Today The Hill’s regulatory blog reported that the Obama Administration is putting its weight behind regulatory rulemaking to close what they are calling the “gun trust loophole.”
While this administration likes to describe any lawful activity with which it disagrees as a ‘loophole’, the current usage of ‘gun trusts’ is neither a loophole nor a problem.
Rather … it is a solution to a problem that the ATF has known about for some time and has, until now, been unwilling or unable to correct.
Under current ATF regulations, an individual who wishes to purchase an NFA item must submit an application that includes fingerprints, photographs, and a signed statement from the chief law enforcement officer (CLEO) in the applicant’s jurisdiction stating that the CLEO has been informed of the proposed purchase and is not aware of any legal reason the person should not possess the item.
However, in many jurisdictions, the CLEO simply refuses to sign the application, effectively banning all of those in that jurisdiction from legally acquiring NFA items. Rather than fixing this issue, the ATF has allowed this backdoor ban to continue for many years and it is this problem that has given rise to the ‘gun trust’ (or NFA trust) phenomenon.
Why? Because under current regulations a corporate or trust entity which acquires an NFA item must still submit an application but the fingerprint cards, photographs, and most importantly, CLEO sign-off are not required.
And while the CLEO sign-off backdoor ban was the impetus for the NFA trust movement, it is really no longer the sole reason that these versatile instruments are so popular amongst NFA collectors.
Attorneys across the country have produced instruments that provide significant benefits to the settlor in addition to a simplified application. A properly formed NFA trust will help protect your NFA items from unforeseen changes in your personal situation, enhance the usability of the items by others you choose, and simplify the passage of the items to your beneficiaries outside of probate.

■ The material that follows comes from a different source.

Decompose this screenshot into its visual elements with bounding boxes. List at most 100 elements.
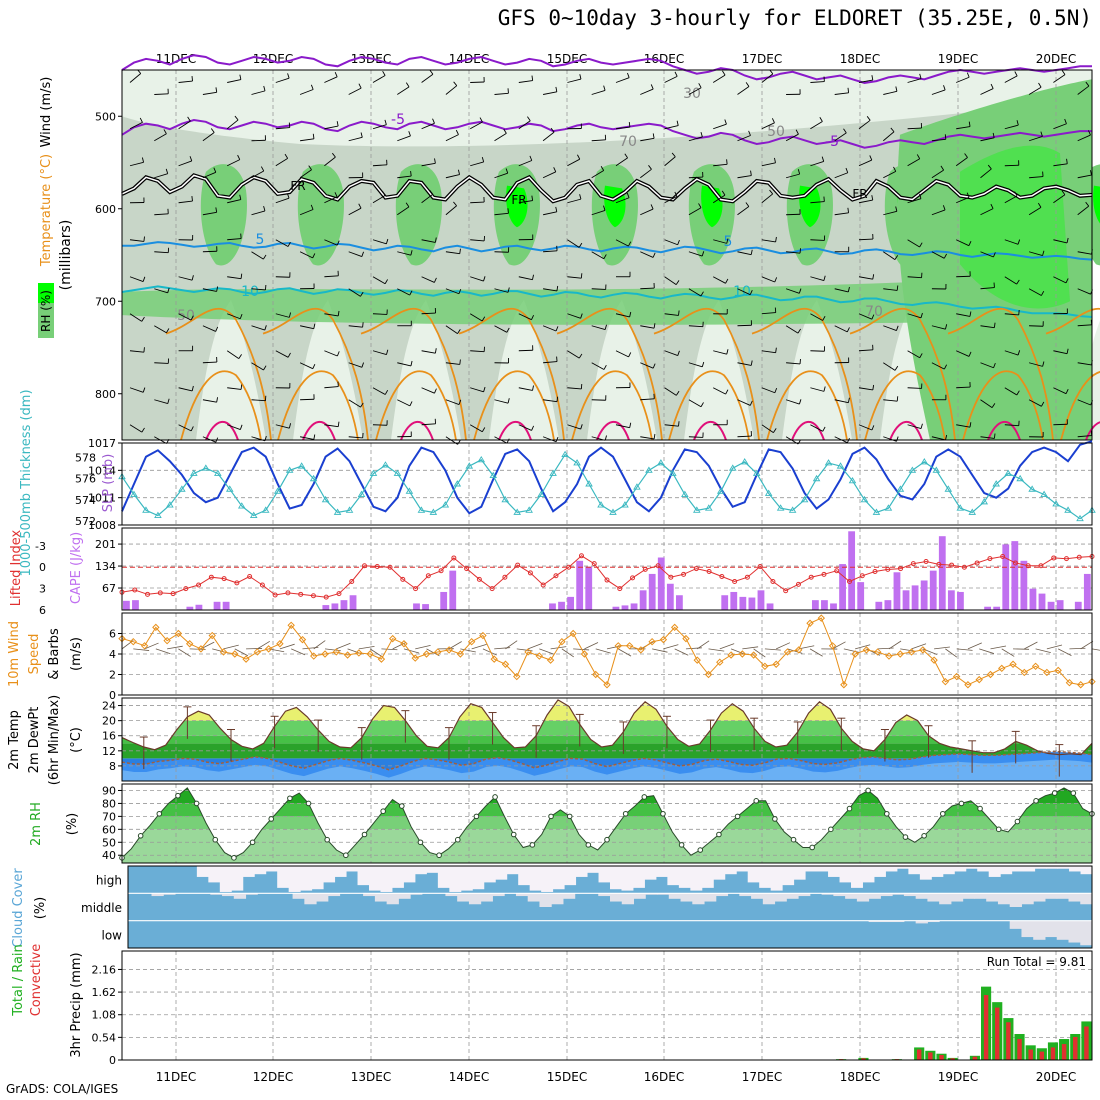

The proposed rule would do nothing to negate those benefits. It would simply do 3 things:
1) It would extend the CLEO sign-off to trusts and corporate buyers as well as individual applicants;
2) It would require fingerprints and photographs of every “responsible person” in a trust or corporate entity be sent when the applicant is not an individual in order to standardize these requirements.
If this proposed rule becomes law, it will effectively allow CLEO’s to once again enact a de-facto ban on NFA ownership by law abiding citizens.
NFA items are expensive, already heavily regulated, and virtually unheard of in criminal hands. In fact, to the best of my knowledge, there have only been two crimes committed with NFA items during the last 79 years and one of those was a killing by a law enforcement officer that was later ruled a homicide. This despite the fact that there are over a quarter of a million legally owned pre-1986 machine guns in the ATF registry and untold tens of thousands of AOWs and suppressors.
Passage of this proposed rule would do nothing to enhance safety but would only add additional bureaucratic roadblocks in front of law-abiding collectors and swamp ATF staff who are already overwhelmed. The result would be a drastic increase in the processing time for NFA applications and a collapse of the booming suppressor industry. It is this, I suspect, that is the true goal of the administration.
NFA collectors and gun rights advocates are advised to keep their eyes on this proposed rule. If the report in The Hill is correct, we should expect to see the notice and comment period commence on or around November 20th … and comment we shall!